There are considerable and concerning implications for our understanding of financial regulation and regulatory knowledge. In particular, wariness about market-based models and quantitative modelling seems justified. Just as market participants employ technical models and information systems, so do regulators. The technical models and information systems may be capable of aggregating, manipulating and summarizing huge amounts of data. Yet of course, all systems are critically reliant on the assumptions embedded in them, as well as on the quality of data inputs and the possibilities for interpreting the outputs. Generalizing from Carruthers and Kim (2011), we can say that the possibilities for interpretation are mediated by
- (a) regulators' policy assumptions, defining the field of interpretive possibilities;
- (b) their conceptual maps (means of interpretation); and
- (c) their social distance from the points of production of the data.
The less distant interpreters are, the better their ability to understand how the data was generated in practice and hence what it could mean. Taking a critical stance, Carruthers and Kim (op cit) link deregulation as a policy stance, 'market fundamentalism' as a corresponding mentality, and the replacement of local (direct, social, face-to-face networks) by global, large-scale and complex human-technical systems. Such a critique suggests how regulators' pre-crisis entrancement with data and models could give them only an illusion of analytical power.

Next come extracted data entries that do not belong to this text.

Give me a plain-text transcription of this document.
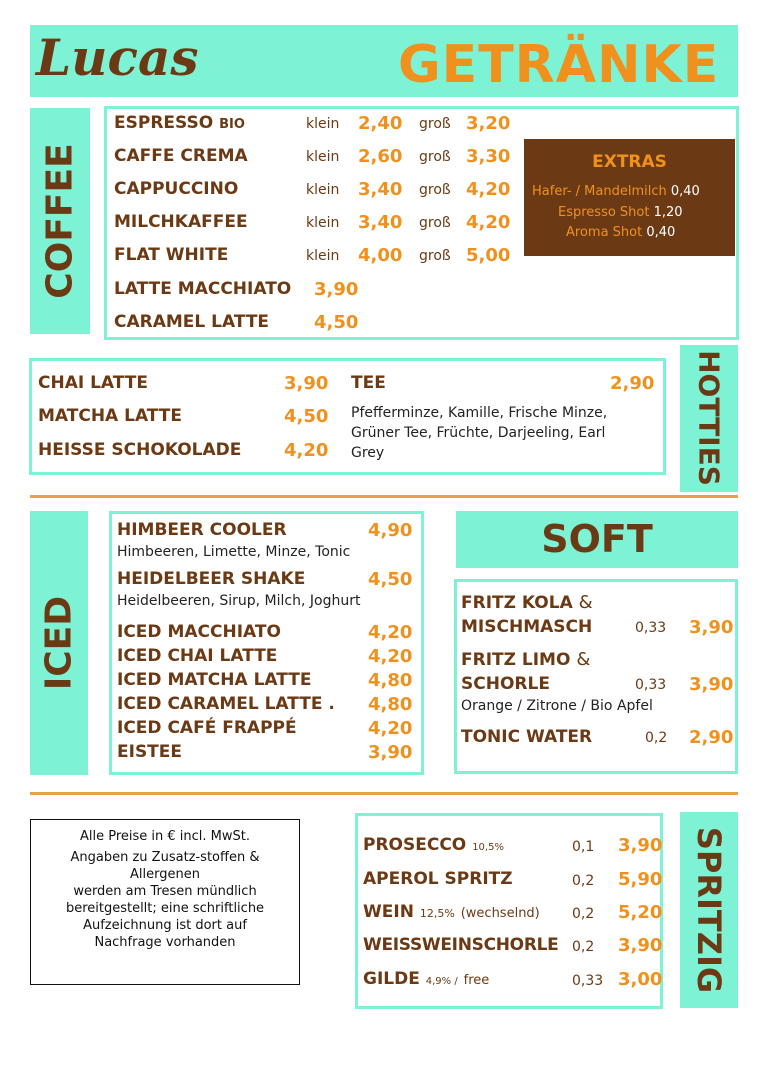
Lucas	GETRÄNKE
COFFEE
ESPRESSO BIO	klein 2,40 groß 3,20
CAFFE CREMA	klein 2,60 groß 3,30
CAPPUCCINO	klein 3,40 groß 4,20
MILCHKAFFEE	klein 3,40 groß 4,20
FLAT WHITE	klein 4,00 groß 5,00
LATTE MACCHIATO 3,90
CARAMEL LATTE 4,50
EXTRAS
Hafer- / Mandelmilch 0,40
Espresso Shot 1,20
Aroma Shot 0,40
HOTTIES
CHAI LATTE	3,90
MATCHA LATTE	4,50
HEISSE SCHOKOLADE 4,20
TEE	2,90
Pfefferminze, Kamille, Frische Minze,
Grüner Tee, Früchte, Darjeeling, Earl
Grey
ICED
HIMBEER COOLER	4,90
Himbeeren, Limette, Minze, Tonic
HEIDELBEER SHAKE	4,50
Heidelbeeren, Sirup, Milch, Joghurt
ICED MACCHIATO	4,20
ICED CHAI LATTE	4,20
ICED MATCHA LATTE	4,80
ICED CARAMEL LATTE . 4,80
ICED CAFÉ FRAPPÉ	4,20
EISTEE	3,90
SOFT
FRITZ KOLA &
MISCHMASCH	0,33 3,90
FRITZ LIMO &
SCHORLE	0,33 3,90
Orange / Zitrone / Bio Apfel
TONIC WATER	0,2 2,90
Alle Preise in € incl. MwSt.
Angaben zu Zusatz-stoffen &
Allergenen
werden am Tresen mündlich
bereitgestellt; eine schriftliche
Aufzeichnung ist dort auf
Nachfrage vorhanden	SPRITZIG
PROSECCO 10,5%	0,1 3,90
APEROL SPRITZ	0,2 5,90
WEIN 12,5% (wechselnd) 0,2 5,20
WEISSWEINSCHORLE 0,2 3,90
GILDE 4,9% / free	0,33 3,00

At first glance, 'anti-model' critiques might be taken to support the move away from the pre-crisis reliance on models and data and, thus implicitly or indirectly, to offer support to (or at least not to undermine) the emergent judgement-based approach in financial market regulation. If we are to take seriously the proposition that tools and techniques can initially be performative (up to a point, because they induce collective behaviour), and subsequently counter-performative (when widespread adoption shifts reality away from model assumptions), then we may begin to wonder what assumptions, tools and techniques are represented in 'judgement'. On the one hand, 'judgement' sounds as if it might open the door to wider diversity in regulatory analysis and decision-making. On the other hand, were judgement to coalesce around globally shared cultural assumptions and shared techniques - as it might, in a context of international regulatory networking, peer review, benchmarking and commitment to convergence - then judgement might turn out to carry considerable potential for (short-term) performativity and (eventual) counter-performativity.